One often-overlooked feature of CloudFront is field-level encryption. This feature allows you to automatically encrypt sensitive information from HTTPS web forms like credit card numbers and PII when the request hits CloudFront, before it hits your application code. You provide CloudFront with an encryption key and tell it what fields to encrypt.
This feature ensures that your application never handles sensitive data in plaintext, and can make it easier to meet security compliance requirements like PCI DSS. You can store the encrypted data, and ensure that only authorized users with the appropriate encryption keys can access it.
An example flow looks like:
- A user submits an HTML form with a credit card number, which generates a POST to CloudFront
- Field-Level Encryption intercepts the POST and encrypts the card number with an RSA public key
- The card number in the HTML form is replaced with encrypted data
- The application flow continues as normal, except that the application code never handles card numbers in the clear
- The card number is stored in an encrypted state
- If an auditor or other authorized user requires access to the decrypted card number, they can access it with the appropriate keys
Security Best Practices
Some other best practices to keep in mind if you decide to use CloudFront include:
CloudFront lets you specify what protocols can be used when end-users make secure connections, including support for forcing TLSv1.1 and TLSv1.2.
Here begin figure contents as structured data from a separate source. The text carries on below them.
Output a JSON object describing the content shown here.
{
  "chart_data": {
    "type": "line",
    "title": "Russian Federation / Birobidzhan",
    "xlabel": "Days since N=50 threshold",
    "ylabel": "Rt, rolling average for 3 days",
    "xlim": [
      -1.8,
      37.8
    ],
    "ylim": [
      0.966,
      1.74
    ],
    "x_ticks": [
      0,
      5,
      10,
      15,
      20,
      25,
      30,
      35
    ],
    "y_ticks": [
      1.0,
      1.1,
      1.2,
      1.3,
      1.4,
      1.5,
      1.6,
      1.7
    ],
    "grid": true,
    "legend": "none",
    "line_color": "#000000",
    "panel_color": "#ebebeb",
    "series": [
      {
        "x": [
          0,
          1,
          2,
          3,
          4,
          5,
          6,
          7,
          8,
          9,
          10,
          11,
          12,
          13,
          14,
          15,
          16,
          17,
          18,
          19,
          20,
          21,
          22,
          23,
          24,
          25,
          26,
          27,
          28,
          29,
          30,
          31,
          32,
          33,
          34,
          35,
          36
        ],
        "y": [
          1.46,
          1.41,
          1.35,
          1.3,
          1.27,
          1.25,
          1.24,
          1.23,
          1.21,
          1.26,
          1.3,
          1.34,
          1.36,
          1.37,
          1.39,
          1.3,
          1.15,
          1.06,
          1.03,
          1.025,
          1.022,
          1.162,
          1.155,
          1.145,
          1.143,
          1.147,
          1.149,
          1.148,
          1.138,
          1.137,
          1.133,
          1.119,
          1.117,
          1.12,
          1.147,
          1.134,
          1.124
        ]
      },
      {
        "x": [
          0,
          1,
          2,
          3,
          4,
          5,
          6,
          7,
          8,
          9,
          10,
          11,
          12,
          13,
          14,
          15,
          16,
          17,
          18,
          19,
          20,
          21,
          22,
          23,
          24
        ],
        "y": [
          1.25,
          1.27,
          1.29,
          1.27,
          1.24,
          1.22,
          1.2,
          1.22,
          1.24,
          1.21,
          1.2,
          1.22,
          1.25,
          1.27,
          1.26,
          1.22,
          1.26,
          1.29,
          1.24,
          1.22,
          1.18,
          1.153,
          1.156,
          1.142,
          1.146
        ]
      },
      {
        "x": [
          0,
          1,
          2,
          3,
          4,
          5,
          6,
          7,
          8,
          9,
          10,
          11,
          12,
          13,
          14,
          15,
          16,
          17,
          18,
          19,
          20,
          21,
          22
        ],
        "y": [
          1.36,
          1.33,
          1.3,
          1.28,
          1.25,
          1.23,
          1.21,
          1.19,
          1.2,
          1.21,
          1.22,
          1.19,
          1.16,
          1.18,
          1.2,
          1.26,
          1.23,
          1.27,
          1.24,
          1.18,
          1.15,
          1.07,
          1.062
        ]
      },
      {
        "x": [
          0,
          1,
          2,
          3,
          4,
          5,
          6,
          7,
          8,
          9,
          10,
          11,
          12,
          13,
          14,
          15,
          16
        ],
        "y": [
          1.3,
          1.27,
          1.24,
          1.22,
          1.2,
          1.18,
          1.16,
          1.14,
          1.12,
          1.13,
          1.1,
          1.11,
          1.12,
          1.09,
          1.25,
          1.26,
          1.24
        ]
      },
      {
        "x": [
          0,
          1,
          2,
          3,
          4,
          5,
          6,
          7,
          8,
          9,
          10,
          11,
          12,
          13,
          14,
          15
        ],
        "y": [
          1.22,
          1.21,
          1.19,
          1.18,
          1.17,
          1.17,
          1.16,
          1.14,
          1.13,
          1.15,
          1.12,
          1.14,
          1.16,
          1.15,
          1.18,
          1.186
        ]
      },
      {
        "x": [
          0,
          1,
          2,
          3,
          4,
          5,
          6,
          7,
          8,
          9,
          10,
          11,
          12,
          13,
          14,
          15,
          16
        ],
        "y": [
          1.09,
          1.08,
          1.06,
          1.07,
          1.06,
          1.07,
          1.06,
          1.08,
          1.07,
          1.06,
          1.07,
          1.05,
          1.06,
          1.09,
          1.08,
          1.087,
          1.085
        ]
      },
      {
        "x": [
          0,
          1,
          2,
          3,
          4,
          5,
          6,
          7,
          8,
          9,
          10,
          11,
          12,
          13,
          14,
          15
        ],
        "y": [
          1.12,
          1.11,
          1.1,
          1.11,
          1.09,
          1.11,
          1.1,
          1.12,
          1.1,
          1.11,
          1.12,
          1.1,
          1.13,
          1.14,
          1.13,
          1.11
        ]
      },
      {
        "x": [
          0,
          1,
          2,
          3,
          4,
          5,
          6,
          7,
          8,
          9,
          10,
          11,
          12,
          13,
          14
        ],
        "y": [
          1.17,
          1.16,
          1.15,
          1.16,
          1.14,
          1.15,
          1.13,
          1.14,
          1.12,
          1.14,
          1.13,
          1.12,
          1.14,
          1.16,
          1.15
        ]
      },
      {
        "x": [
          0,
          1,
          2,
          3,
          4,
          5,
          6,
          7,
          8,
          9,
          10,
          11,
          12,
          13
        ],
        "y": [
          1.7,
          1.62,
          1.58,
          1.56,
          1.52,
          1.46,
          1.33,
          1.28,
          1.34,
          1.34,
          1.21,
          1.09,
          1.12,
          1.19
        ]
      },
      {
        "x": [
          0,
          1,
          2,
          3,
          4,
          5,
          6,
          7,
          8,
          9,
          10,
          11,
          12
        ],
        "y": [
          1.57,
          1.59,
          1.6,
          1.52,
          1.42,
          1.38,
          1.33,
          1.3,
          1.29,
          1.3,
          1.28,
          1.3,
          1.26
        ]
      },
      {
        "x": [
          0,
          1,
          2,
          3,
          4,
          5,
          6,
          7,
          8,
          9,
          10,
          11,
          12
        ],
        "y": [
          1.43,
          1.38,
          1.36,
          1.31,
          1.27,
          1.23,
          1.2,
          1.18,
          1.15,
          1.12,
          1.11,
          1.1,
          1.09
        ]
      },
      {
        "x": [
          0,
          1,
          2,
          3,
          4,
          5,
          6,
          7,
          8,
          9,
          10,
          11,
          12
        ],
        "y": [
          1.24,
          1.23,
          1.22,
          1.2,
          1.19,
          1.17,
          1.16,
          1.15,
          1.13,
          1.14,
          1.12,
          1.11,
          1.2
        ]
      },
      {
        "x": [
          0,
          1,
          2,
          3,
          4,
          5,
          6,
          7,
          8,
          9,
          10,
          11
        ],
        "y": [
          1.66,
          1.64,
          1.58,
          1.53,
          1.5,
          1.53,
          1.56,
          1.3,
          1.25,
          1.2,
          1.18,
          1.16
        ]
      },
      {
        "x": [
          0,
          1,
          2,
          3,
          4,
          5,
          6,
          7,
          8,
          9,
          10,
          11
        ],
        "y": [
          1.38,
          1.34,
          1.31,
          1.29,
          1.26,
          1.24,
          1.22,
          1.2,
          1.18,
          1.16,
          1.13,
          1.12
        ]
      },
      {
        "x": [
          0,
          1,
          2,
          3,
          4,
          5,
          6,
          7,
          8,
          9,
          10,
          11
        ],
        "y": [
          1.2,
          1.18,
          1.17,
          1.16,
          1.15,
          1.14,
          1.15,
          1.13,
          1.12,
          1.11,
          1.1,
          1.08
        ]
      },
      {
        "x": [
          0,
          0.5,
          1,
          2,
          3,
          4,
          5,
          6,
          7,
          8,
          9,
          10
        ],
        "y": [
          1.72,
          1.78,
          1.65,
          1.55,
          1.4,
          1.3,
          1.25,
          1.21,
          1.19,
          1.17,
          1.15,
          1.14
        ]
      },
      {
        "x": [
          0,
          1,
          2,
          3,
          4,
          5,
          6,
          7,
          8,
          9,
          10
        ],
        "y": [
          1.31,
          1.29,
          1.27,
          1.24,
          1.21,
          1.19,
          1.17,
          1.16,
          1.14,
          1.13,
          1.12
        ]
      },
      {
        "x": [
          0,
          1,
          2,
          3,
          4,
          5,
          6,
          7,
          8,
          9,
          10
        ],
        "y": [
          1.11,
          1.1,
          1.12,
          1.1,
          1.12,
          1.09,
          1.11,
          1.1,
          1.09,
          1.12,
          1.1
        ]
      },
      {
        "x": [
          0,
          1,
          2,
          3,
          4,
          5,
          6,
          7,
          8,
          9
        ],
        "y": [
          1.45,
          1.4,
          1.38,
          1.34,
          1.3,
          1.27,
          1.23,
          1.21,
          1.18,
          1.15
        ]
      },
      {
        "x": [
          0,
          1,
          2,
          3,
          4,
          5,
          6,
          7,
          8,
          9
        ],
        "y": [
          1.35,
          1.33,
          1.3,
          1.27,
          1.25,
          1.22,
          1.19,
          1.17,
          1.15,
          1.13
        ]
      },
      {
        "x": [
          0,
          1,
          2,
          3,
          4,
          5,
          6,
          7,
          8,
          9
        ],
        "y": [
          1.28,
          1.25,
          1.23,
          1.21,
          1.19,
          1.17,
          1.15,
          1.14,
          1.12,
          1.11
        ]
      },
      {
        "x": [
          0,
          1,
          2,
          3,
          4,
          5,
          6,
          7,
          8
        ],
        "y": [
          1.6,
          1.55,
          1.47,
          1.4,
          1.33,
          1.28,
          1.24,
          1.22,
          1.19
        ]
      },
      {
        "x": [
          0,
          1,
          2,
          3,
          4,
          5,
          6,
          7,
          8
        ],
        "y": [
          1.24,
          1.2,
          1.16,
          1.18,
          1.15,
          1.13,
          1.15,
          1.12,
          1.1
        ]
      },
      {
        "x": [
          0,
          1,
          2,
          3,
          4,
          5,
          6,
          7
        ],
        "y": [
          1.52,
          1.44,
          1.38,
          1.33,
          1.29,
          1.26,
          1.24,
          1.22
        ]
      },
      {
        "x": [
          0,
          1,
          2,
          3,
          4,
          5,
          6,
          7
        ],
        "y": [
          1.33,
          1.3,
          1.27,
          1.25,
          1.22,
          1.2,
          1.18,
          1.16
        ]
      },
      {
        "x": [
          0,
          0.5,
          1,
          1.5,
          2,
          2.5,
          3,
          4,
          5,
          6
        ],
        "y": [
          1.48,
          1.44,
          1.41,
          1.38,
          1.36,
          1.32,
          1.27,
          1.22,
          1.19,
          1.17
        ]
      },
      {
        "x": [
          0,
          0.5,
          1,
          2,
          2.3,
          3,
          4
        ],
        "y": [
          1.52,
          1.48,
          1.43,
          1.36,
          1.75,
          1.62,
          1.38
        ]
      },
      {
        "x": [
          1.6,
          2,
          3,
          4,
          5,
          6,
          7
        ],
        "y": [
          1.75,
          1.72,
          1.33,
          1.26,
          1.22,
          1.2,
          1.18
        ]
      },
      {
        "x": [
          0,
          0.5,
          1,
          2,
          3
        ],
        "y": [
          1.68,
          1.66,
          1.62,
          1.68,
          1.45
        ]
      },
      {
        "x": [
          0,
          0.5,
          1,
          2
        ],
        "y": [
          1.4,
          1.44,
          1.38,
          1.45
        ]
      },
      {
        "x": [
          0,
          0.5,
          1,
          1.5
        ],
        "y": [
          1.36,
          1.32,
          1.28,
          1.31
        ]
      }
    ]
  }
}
Make sure that your CloudFront distribution doesn’t allow users to communicate with SSLv3, which is less secure than TLS. AWS provides detailed guidance on using HTTPS with CloudFront here.
Make sure that traffic between the CloudFront CDN and your origin is encrypted. CloudFront will technically allow you to leave this connection insecure unless configured otherwise. Instructions on how to make sure your origin connections are secure can be found here.
Use Origin Access Identity for S3 Content
Probably the most common use case for CloudFront is to cache static content being served out of S3 buckets. It’s always best practice to keep S3 buckets private, but a common mistake is to enable public access to the S3 bucket so CloudFront can use it as an origin.
CloudFront has a feature called Origin Access Identity, which essentially allows you to create a virtual IAM user for your CloudFront distribution. With this feature, you can keep your S3 bucket private and only allow access to the virtual user you’ve created.
Along with the previous post in this series, this wraps up our look at best security practices for serverless endpoints. Hopefully you’ve found a few useful tips that can help improve your security immediately. In the next entry, we’ll look at how to tie a lot of these practices together with automation, and deploy your serverless application securely and repeatably.